According to AI expert Michael Chui of the McKinsey Global Institute, half of all activities in the working world could already be automated using artificial intelligence today. Yet there will be no mass layoffs. That is because only five percent of occupations can be handled entirely by AI. So companies are still going to need people in the future. However, they will increasingly let machines take care of monotonous or dangerous activities, so that employees will focus on interacting with other people or carrying out creative tasks instead.

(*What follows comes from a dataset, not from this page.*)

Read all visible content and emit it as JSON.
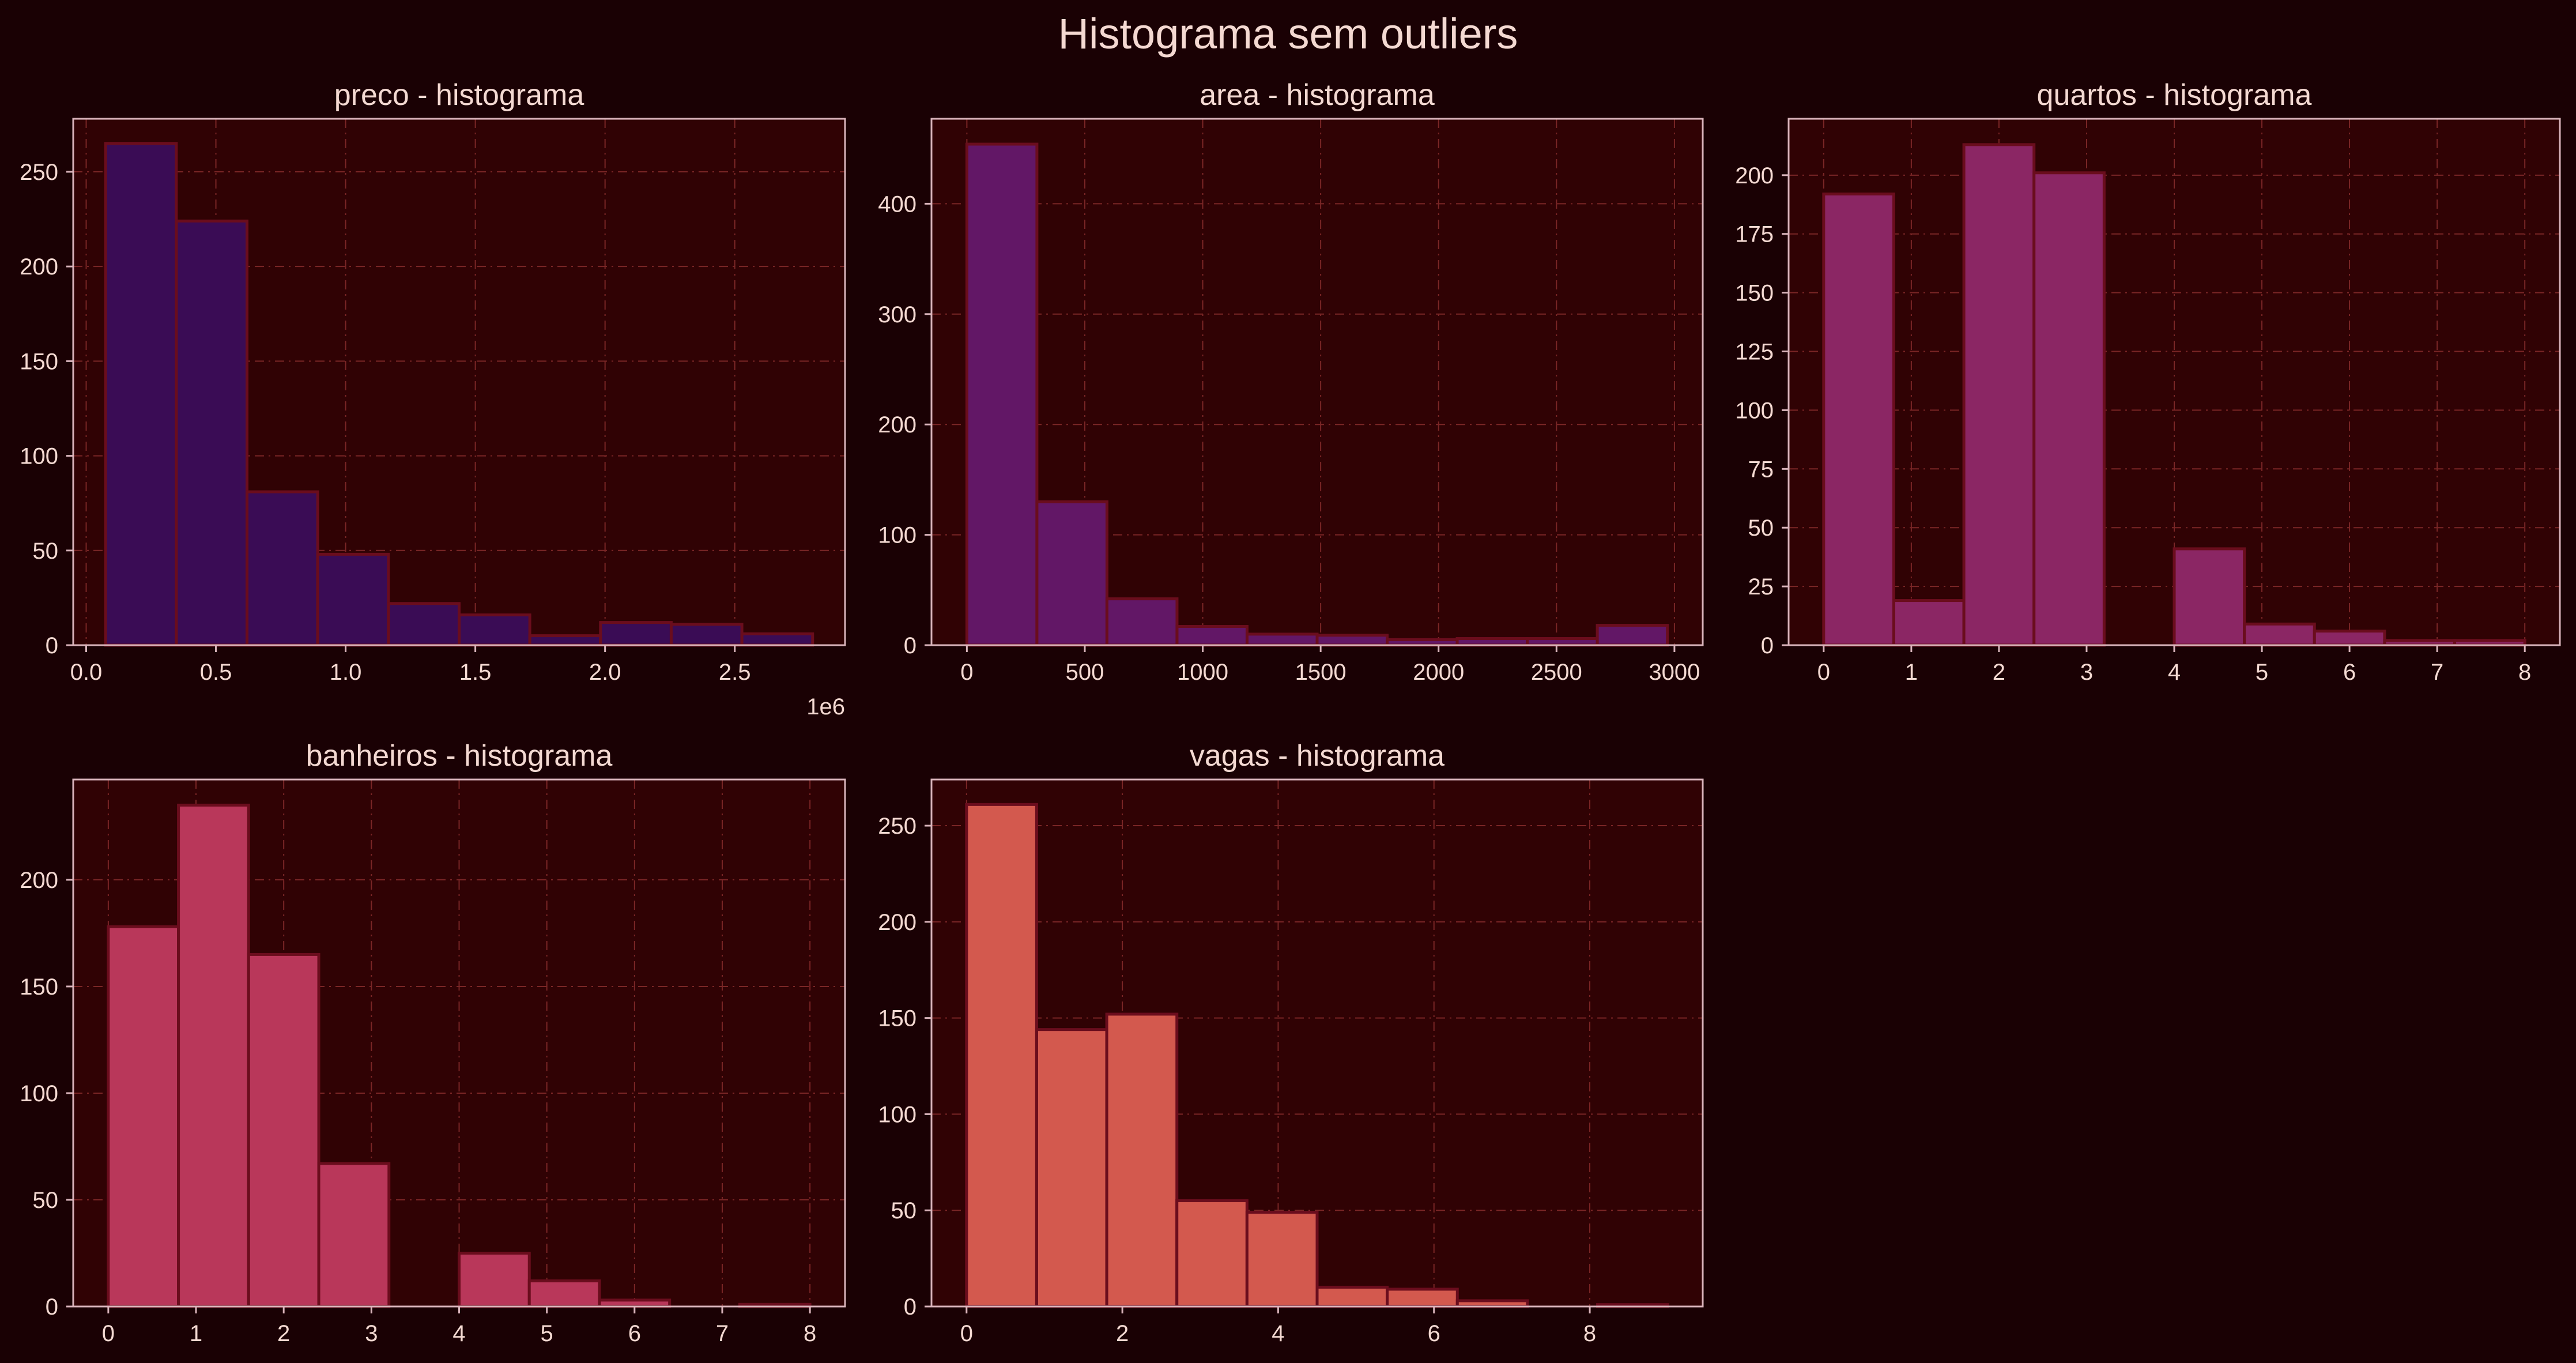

AI systems are being developed by numerous companies, start-ups, and research institutions around the world. We’d like to mention two researchers from Germany as examples: Jürgen Schmidhuber is considered the father of modern artificial intelligence. The neural networks he developed with his team are found in three billion smartphones today, and are also used by Google, Apple, and Facebook. Meanwhile, Bernhard Schölkopf is head of the Max Planck Institute for Intelligent Systems in Tübingen, and numbers among the world’s leading scientists in the area of machine learning. Researcher and entrepreneur Oren Etzioni is also highly renowned in the field of AI. He’s the head of the Allen Institute for Artificial Intelligence in Seattle established by Microsoft co-founder Paul Allen.
Because of media influences, a lot of companies are focusing the conversation around true Artificial Intelligence, and whilst this is important for some problems, it’s also a very academic way of approaching problems-to-be-solved. We approach tasks in a Narrow way.